Rupert Goodwins' Diary

Monday 5/4/2004If you've ever worked in technical support, you'll know the two stages of escalation. The first is RTFM, which as everyone knows stands for something like Read The Flipping Manual.

Monday 5/4/2004
If you've ever worked in technical support, you'll know the two stages of escalation. The first is RTFM, which as everyone knows stands for something like Read The Flipping Manual. The second, after the hapless user has RTFM and called back, is TSMYOYO -- Tough Sheep Mate, You're On Your Own.

All good fun. But if you're relying on security software -- oh, let's say ISS's BlackIce or RealSecure -- to defend yourself from a nasty beastie -- the ill-named Witty worm, for the sake of argument -- and you subsequently find that the worm takes advantage of a known flaw in the products, you may be less than impressed to get TSMYOYO when you try and get the patch. Actually, the correct phrase may be PUOFO -- Pay Up Or Flip Off -- as ISS would only supply the fix to people with a current maintenance contract.

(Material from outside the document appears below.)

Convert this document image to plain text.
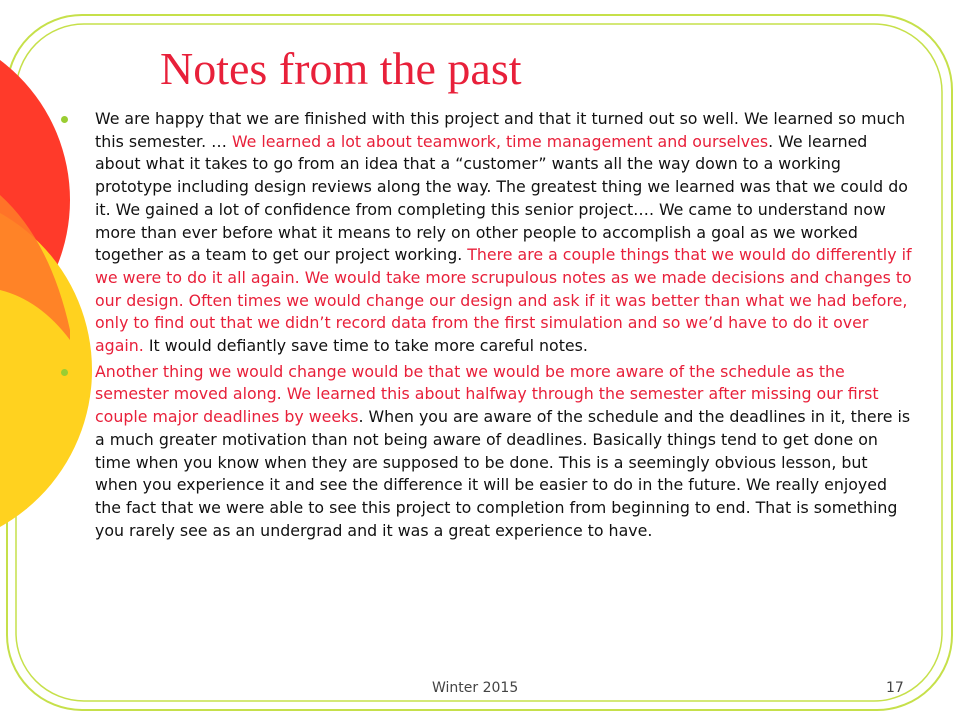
Notes from the past
We are happy that we are finished with this project and that it turned out so well. We learned so much this semester. … We learned a lot about teamwork, time management and ourselves. We learned about what it takes to go from an idea that a “customer” wants all the way down to a working prototype including design reviews along the way. The greatest thing we learned was that we could do it. We gained a lot of confidence from completing this senior project…. We came to understand now more than ever before what it means to rely on other people to accomplish a goal as we worked together as a team to get our project working. There are a couple things that we would do differently if we were to do it all again. We would take more scrupulous notes as we made decisions and changes to our design. Often times we would change our design and ask if it was better than what we had before, only to find out that we didn’t record data from the first simulation and so we’d have to do it over again. It would defiantly save time to take more careful notes.
Another thing we would change would be that we would be more aware of the schedule as the semester moved along. We learned this about halfway through the semester after missing our first couple major deadlines by weeks. When you are aware of the schedule and the deadlines in it, there is a much greater motivation than not being aware of deadlines. Basically things tend to get done on time when you know when they are supposed to be done. This is a seemingly obvious lesson, but when you experience it and see the difference it will be easier to do in the future. We really enjoyed the fact that we were able to see this project to completion from beginning to end. That is something you rarely see as an undergrad and it was a great experience to have.
Winter 2015	17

Oddly, lots of people found this unacceptable. Neuzhund Munir Kotadia got wind of this dissatisfaction, and promptly wrote it up as a story -- not before checking with the company, of course. ISS was adamant that a maintenance contract was essential for getting a patch -- and moreover that "if you don't pay maintenance, you aren't allowed to use the product any more".

For some reason, the appearance of Mun's piece caused some conniptions in the ISS hierarchy. Further communications flowed. Of course people could download the patch regardless of maintenance status, the company, er, clarified. This had always been company policy. A senior executive called from the US to say that the original spokesperson had been 'confused'. And we were happy to relay this happy news to a relieved world.

Which would be fine and dandy, except for two things: that the free patch offer runs out in about a month, and that even while Mun was talking to the exec on the phone, the company's PR was forwarding an official statement confirming that there had been a change of policy. "In response to the recent security issue discovered in some of our products, ISS is offering a free update program to protect customers. This program will be extended to all customers regardless of maintenance contract status." the email said.

Fortunately, BlackIce and RealSecure customers now have a clear upgrade path. They can download the free patch, and have a month in which to find alternative security software. We suggest they look for vendors which don't try and use flaws in their products to extract more money, preferably ones who can at least get their story straight when they're talking to journalists.